Attacks on the Mac are now significant enough to warrant Apple users investing in an anti-virus product, security company Panda Security said as it launched a new product that offers such protection.
Marketing spin to harvest the Apple economy or justified caution? Panda points to the numbers. There are now 5,000 ‘strains’ of malware that target the Mac and the company says it is seeing 500 new Mac-specific samples appearing every month.
In 2009, 34 vulnerabilities were detected in Apple’s OS X, which had risen to 175 so far for 2010, with a 20-year total of 170,000 macros ‘viruses’ affecting the platform.
To be clear, such security threats relate only to Apple desktop and laptop computers and not iPads of iPhones, which are only vulnerable if they have been ‘jailbroken’ or if, somehow, a rogue app breaks through the approval process.
Security companies eyeing the affluent Apple users is nothing new and every notable antivirus company now has a Mac product, driven in part by the somewhat larger user base in the US.
Relative to Windows, the comparison is no contest. New Windows malware threats outnumber Apple ones by between 100-1 and 500-1 depending on who you ask, and that ignores the vastly greater sophistication they exhibit.
Many of the software vulnerabilities Panda notes were cross-platform browser flaws, and not specific to the Mac. As to the 170,000 macro viruses, while threatening in a general sense, such malware is so obsolete on the PC that vendors don’t even bother to count them.
The argument rests on the number of new malware threats now being seen and their complexity. So far, the evidence suggests that while the odd Trojan is now appearing, Mac malware is still a low-key threat.
“We have always held the theory that when Apple reaches a more significant market share, around 15 percent worldwide (which given its current rapid growth will be achieved shortly), hackers will begin to target attacks against this platform,” claimed Panda vice president, Ivan Fermon.
“We would even say that today, the Windows operating system is more secure than Mac, simply because Microsoft has been working proactively on security for many years,” he added.
There are few reliable figures about Apple’s market share and those that do exist tend to relate only to the US and the consumer market. With desktop computers waning in significance, the chances of Apple taking 15 percent of sales seems extremely remote. This scale matters because it is what drives criminal interest.
Given the small but plausible nature of the threat, there is an argument that Apple itself should offer a security program as part of its offering, instead of leaving it up to third parties. It’s what Microsoft ended up doing, retro-fitting a firewall to XP and more recently giving away a free antivirus program, Security Essentials.
Ironically, the reason Microsoft avoided doing such a thing in the first place was worry over anti-trust probes which would have viewed such a move as anti-competitive. This free-market ethos woefully misunderstood the nature of the threat and the world is still cleaning up the mess today.
For the record, Panda antivirus for Mac offers realtime protection, file scanning and the ability to probe iPhones and iPads to ensure they are not harbouring malware even if that malware can’t hurt those devices.

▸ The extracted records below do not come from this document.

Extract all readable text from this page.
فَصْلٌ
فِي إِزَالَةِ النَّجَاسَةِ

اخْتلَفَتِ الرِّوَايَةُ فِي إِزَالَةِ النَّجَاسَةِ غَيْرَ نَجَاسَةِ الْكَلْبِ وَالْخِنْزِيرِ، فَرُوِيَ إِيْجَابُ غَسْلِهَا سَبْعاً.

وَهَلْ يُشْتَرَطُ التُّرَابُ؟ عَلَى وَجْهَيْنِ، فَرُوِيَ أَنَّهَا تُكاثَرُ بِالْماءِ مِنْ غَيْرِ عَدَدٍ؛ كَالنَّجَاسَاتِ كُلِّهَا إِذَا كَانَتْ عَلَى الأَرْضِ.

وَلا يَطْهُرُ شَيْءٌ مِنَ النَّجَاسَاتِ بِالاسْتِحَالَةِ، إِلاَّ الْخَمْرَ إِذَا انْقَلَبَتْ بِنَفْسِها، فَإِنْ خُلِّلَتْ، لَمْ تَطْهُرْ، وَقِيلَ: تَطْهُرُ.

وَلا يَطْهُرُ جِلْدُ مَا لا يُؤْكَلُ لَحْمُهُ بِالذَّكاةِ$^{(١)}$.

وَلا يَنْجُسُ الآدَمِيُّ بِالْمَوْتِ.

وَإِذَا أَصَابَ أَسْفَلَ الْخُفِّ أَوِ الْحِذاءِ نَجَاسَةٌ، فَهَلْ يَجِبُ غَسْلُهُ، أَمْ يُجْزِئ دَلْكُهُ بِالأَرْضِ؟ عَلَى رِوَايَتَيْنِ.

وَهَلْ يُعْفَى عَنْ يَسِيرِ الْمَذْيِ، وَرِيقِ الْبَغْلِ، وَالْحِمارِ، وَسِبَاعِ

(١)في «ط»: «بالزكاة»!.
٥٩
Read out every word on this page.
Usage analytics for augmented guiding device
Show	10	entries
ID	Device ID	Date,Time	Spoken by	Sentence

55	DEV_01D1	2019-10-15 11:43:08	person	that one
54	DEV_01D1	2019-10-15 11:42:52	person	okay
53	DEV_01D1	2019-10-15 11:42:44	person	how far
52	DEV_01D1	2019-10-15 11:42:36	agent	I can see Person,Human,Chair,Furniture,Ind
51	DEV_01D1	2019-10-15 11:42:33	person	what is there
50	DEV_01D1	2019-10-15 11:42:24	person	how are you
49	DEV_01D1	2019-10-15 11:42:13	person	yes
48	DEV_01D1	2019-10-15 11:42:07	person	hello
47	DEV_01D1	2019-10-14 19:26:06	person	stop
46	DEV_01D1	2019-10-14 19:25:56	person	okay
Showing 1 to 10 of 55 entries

Panda also points out that antivirus products on Macs stop Windows malware being passed on (as attachments) to PC users although it seems unlikely many people will want to buy protection for other users who probably have their own security anway.
Mac users interested in Panda Security for Mac can buy a one-year licence for the software for £42 (approx $66). This is higher than a Windows user would pay for equivalent protection but that is the case with all Mac software. Development costs are higher for a smaller number of users.